Toyota Motor yesterday named Akio Toyoda as its new president, turning to the grandson of its founder to rescue the company from its biggest ever crisis.
Toyoda, currently an executive vice president, will take the reins of Japan’s biggest automaker in June, replacing Katsuaki Watanabe, who will become vice chairman. Fujio Cho will keep the post of chairman.
Toyoda, 52, has long been groomed for the top job. He will be the first member of the founding family in 14 years to become president, taking over at a crucial time for the company.
Toyota is famed worldwide for its efficient production methods but expects its first-ever operating loss this financial year due to the economic crisis.
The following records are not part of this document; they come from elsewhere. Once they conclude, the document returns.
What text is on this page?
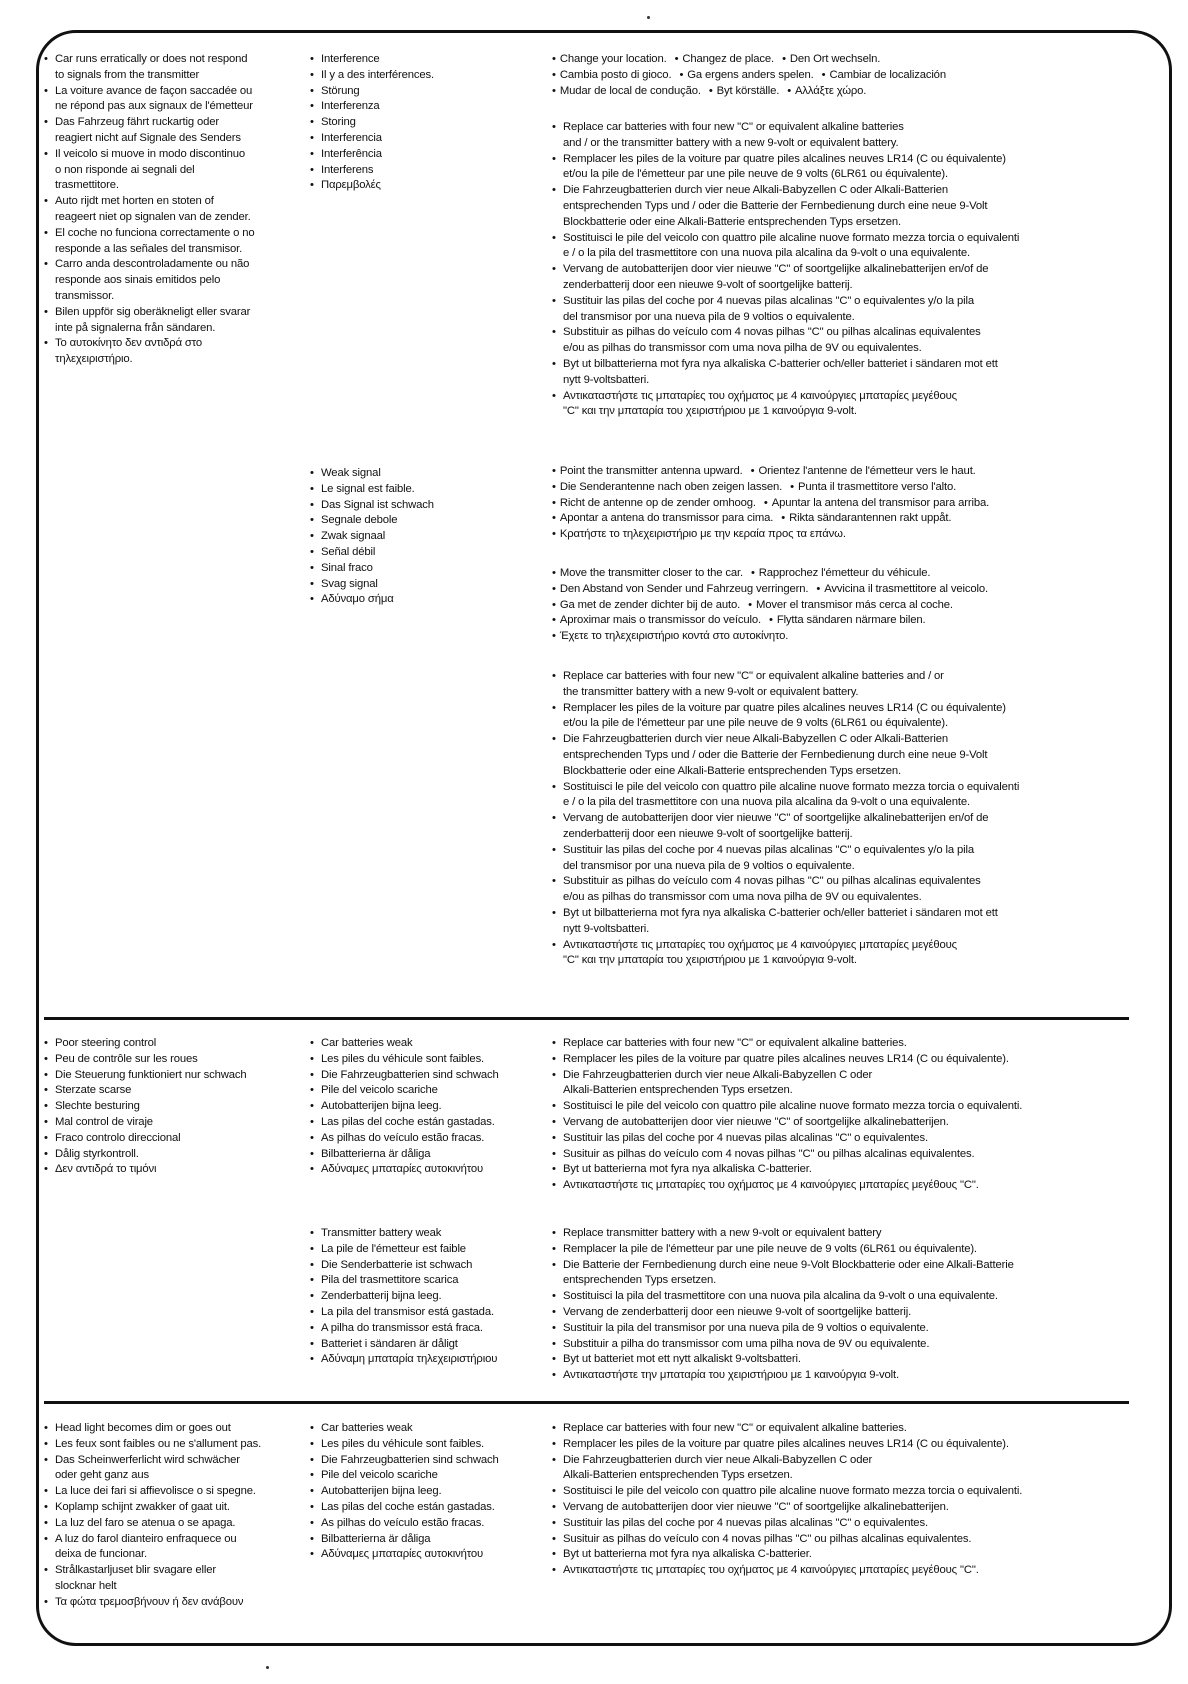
• Car runs erratically or does not respond
to signals from the transmitter
• La voiture avance de façon saccadée ou
ne répond pas aux signaux de l'émetteur
• Das Fahrzeug fährt ruckartig oder
reagiert nicht auf Signale des Senders
• Il veicolo si muove in modo discontinuo
o non risponde ai segnali del
trasmettitore.
• Auto rijdt met horten en stoten of
reageert niet op signalen van de zender.
• El coche no funciona correctamente o no
responde a las señales del transmisor.
• Carro anda descontroladamente ou não
responde aos sinais emitidos pelo
transmissor.
• Bilen uppför sig oberäkneligt eller svarar
inte på signalerna från sändaren.
• Το αυτοκίνητο δεν αντιδρά στο
τηλεχειριστήριο.
• Interference
• Il y a des interférences.
• Störung
• Interferenza
• Storing
• Interferencia
• Interferência
• Interferens
• Παρεμβολές
• Weak signal
• Le signal est faible.
• Das Signal ist schwach
• Segnale debole
• Zwak signaal
• Señal débil
• Sinal fraco
• Svag signal
• Αδύναμο σήμα
• Change your location. • Changez de place. • Den Ort wechseln.
• Cambia posto di gioco. • Ga ergens anders spelen. • Cambiar de localización
• Mudar de local de condução. • Byt körställe. • Αλλάξτε χώρο.
• Replace car batteries with four new "C" or equivalent alkaline batteries
and / or the transmitter battery with a new 9-volt or equivalent battery.
• Remplacer les piles de la voiture par quatre piles alcalines neuves LR14 (C ou équivalente)
et/ou la pile de l'émetteur par une pile neuve de 9 volts (6LR61 ou équivalente).
• Die Fahrzeugbatterien durch vier neue Alkali-Babyzellen C oder Alkali-Batterien
entsprechenden Typs und / oder die Batterie der Fernbedienung durch eine neue 9-Volt
Blockbatterie oder eine Alkali-Batterie entsprechenden Typs ersetzen.
• Sostituisci le pile del veicolo con quattro pile alcaline nuove formato mezza torcia o equivalenti
e / o la pila del trasmettitore con una nuova pila alcalina da 9-volt o una equivalente.
• Vervang de autobatterijen door vier nieuwe "C" of soortgelijke alkalinebatterijen en/of de
zenderbatterij door een nieuwe 9-volt of soortgelijke batterij.
• Sustituir las pilas del coche por 4 nuevas pilas alcalinas "C" o equivalentes y/o la pila
del transmisor por una nueva pila de 9 voltios o equivalente.
• Substituir as pilhas do veículo com 4 novas pilhas "C" ou pilhas alcalinas equivalentes
e/ou as pilhas do transmissor com uma nova pilha de 9V ou equivalentes.
• Byt ut bilbatterierna mot fyra nya alkaliska C-batterier och/eller batteriet i sändaren mot ett
nytt 9-voltsbatteri.
• Αντικαταστήστε τις μπαταρίες του οχήματος με 4 καινούργιες μπαταρίες μεγέθους
"C" και την μπαταρία του χειριστήριου με 1 καινούργια 9-volt.
• Point the transmitter antenna upward. • Orientez l'antenne de l'émetteur vers le haut.
• Die Senderantenne nach oben zeigen lassen. • Punta il trasmettitore verso l'alto.
• Richt de antenne op de zender omhoog. • Apuntar la antena del transmisor para arriba.
• Apontar a antena do transmissor para cima. • Rikta sändarantennen rakt uppåt.
• Κρατήστε το τηλεχειριστήριο με την κεραία προς τα επάνω.
• Move the transmitter closer to the car. • Rapprochez l'émetteur du véhicule.
• Den Abstand von Sender und Fahrzeug verringern. • Avvicina il trasmettitore al veicolo.
• Ga met de zender dichter bij de auto. • Mover el transmisor más cerca al coche.
• Aproximar mais o transmissor do veículo. • Flytta sändaren närmare bilen.
• Έχετε το τηλεχειριστήριο κοντά στο αυτοκίνητο.
• Replace car batteries with four new "C" or equivalent alkaline batteries and / or
the transmitter battery with a new 9-volt or equivalent battery.
• Remplacer les piles de la voiture par quatre piles alcalines neuves LR14 (C ou équivalente)
et/ou la pile de l'émetteur par une pile neuve de 9 volts (6LR61 ou équivalente).
• Die Fahrzeugbatterien durch vier neue Alkali-Babyzellen C oder Alkali-Batterien
entsprechenden Typs und / oder die Batterie der Fernbedienung durch eine neue 9-Volt
Blockbatterie oder eine Alkali-Batterie entsprechenden Typs ersetzen.
• Sostituisci le pile del veicolo con quattro pile alcaline nuove formato mezza torcia o equivalenti
e / o la pila del trasmettitore con una nuova pila alcalina da 9-volt o una equivalente.
• Vervang de autobatterijen door vier nieuwe "C" of soortgelijke alkalinebatterijen en/of de
zenderbatterij door een nieuwe 9-volt of soortgelijke batterij.
• Sustituir las pilas del coche por 4 nuevas pilas alcalinas "C" o equivalentes y/o la pila
del transmisor por una nueva pila de 9 voltios o equivalente.
• Substituir as pilhas do veículo com 4 novas pilhas "C" ou pilhas alcalinas equivalentes
e/ou as pilhas do transmissor com uma nova pilha de 9V ou equivalentes.
• Byt ut bilbatterierna mot fyra nya alkaliska C-batterier och/eller batteriet i sändaren mot ett
nytt 9-voltsbatteri.
• Αντικαταστήστε τις μπαταρίες του οχήματος με 4 καινούργιες μπαταρίες μεγέθους
"C" και την μπαταρία του χειριστήριου με 1 καινούργια 9-volt.
• Poor steering control
• Peu de contrôle sur les roues
• Die Steuerung funktioniert nur schwach
• Sterzate scarse
• Slechte besturing
• Mal control de viraje
• Fraco controlo direccional
• Dålig styrkontroll.
• Δεν αντιδρά το τιμόνι
• Car batteries weak
• Les piles du véhicule sont faibles.
• Die Fahrzeugbatterien sind schwach
• Pile del veicolo scariche
• Autobatterijen bijna leeg.
• Las pilas del coche están gastadas.
• As pilhas do veículo estão fracas.
• Bilbatterierna är dåliga
• Αδύναμες μπαταρίες αυτοκινήτου
• Transmitter battery weak
• La pile de l'émetteur est faible
• Die Senderbatterie ist schwach
• Pila del trasmettitore scarica
• Zenderbatterij bijna leeg.
• La pila del transmisor está gastada.
• A pilha do transmissor está fraca.
• Batteriet i sändaren är dåligt
• Αδύναμη μπαταρία τηλεχειριστήριου
• Replace car batteries with four new "C" or equivalent alkaline batteries.
• Remplacer les piles de la voiture par quatre piles alcalines neuves LR14 (C ou équivalente).
• Die Fahrzeugbatterien durch vier neue Alkali-Babyzellen C oder
Alkali-Batterien entsprechenden Typs ersetzen.
• Sostituisci le pile del veicolo con quattro pile alcaline nuove formato mezza torcia o equivalenti.
• Vervang de autobatterijen door vier nieuwe "C" of soortgelijke alkalinebatterijen.
• Sustituir las pilas del coche por 4 nuevas pilas alcalinas "C" o equivalentes.
• Susituir as pilhas do veículo com 4 novas pilhas "C" ou pilhas alcalinas equivalentes.
• Byt ut batterierna mot fyra nya alkaliska C-batterier.
• Αντικαταστήστε τις μπαταρίες του οχήματος με 4 καινούργιες μπαταρίες μεγέθους "C".
• Replace transmitter battery with a new 9-volt or equivalent battery
• Remplacer la pile de l'émetteur par une pile neuve de 9 volts (6LR61 ou équivalente).
• Die Batterie der Fernbedienung durch eine neue 9-Volt Blockbatterie oder eine Alkali-Batterie
entsprechenden Typs ersetzen.
• Sostituisci la pila del trasmettitore con una nuova pila alcalina da 9-volt o una equivalente.
• Vervang de zenderbatterij door een nieuwe 9-volt of soortgelijke batterij.
• Sustituir la pila del transmisor por una nueva pila de 9 voltios o equivalente.
• Substituir a pilha do transmissor com uma pilha nova de 9V ou equivalente.
• Byt ut batteriet mot ett nytt alkaliskt 9-voltsbatteri.
• Αντικαταστήστε την μπαταρία του χειριστήριου με 1 καινούργια 9-volt.
• Head light becomes dim or goes out
• Les feux sont faibles ou ne s'allument pas.
• Das Scheinwerferlicht wird schwächer
oder geht ganz aus
• La luce dei fari si affievolisce o si spegne.
• Koplamp schijnt zwakker of gaat uit.
• La luz del faro se atenua o se apaga.
• A luz do farol dianteiro enfraquece ou
deixa de funcionar.
• Strålkastarljuset blir svagare eller
slocknar helt
• Τα φώτα τρεμοσβήνουν ή δεν ανάβουν
• Car batteries weak
• Les piles du véhicule sont faibles.
• Die Fahrzeugbatterien sind schwach
• Pile del veicolo scariche
• Autobatterijen bijna leeg.
• Las pilas del coche están gastadas.
• As pilhas do veículo estão fracas.
• Bilbatterierna är dåliga
• Αδύναμες μπαταρίες αυτοκινήτου
• Replace car batteries with four new "C" or equivalent alkaline batteries.
• Remplacer les piles de la voiture par quatre piles alcalines neuves LR14 (C ou équivalente).
• Die Fahrzeugbatterien durch vier neue Alkali-Babyzellen C oder
Alkali-Batterien entsprechenden Typs ersetzen.
• Sostituisci le pile del veicolo con quattro pile alcaline nuove formato mezza torcia o equivalenti.
• Vervang de autobatterijen door vier nieuwe "C" of soortgelijke alkalinebatterijen.
• Sustituir las pilas del coche por 4 nuevas pilas alcalinas "C" o equivalentes.
• Susituir as pilhas do veículo con 4 novas pilhas "C" ou pilhas alcalinas equivalentes.
• Byt ut batterierna mot fyra nya alkaliska C-batterier.
• Αντικαταστήστε τις μπαταρίες του οχήματος με 4 καινούργιες μπαταρίες μεγέθους "C".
Toyota hopes that the founding family scion can unite the company during the current crisis, which is forcing it to slash jobs and production, said Mamoru Kato, an auto analyst at Tokai Tokyo Research Center.
“The appointment will also promote the rejuvenation of the company, enabling management to rebuild its growth strategy. He is likely to correct the company’s expansion policy and draw up a new path to follow,” Kato said.
The automaker’s new president is the grandson of Kiichiro Toyoda — who founded the automaker in 1937 — and the son of former president Shoichiro Toyoda.
Akio Toyoda became a board member in 2000 and was made an executive vice president in 2005, taking charge of Japanese sales and overseas operations.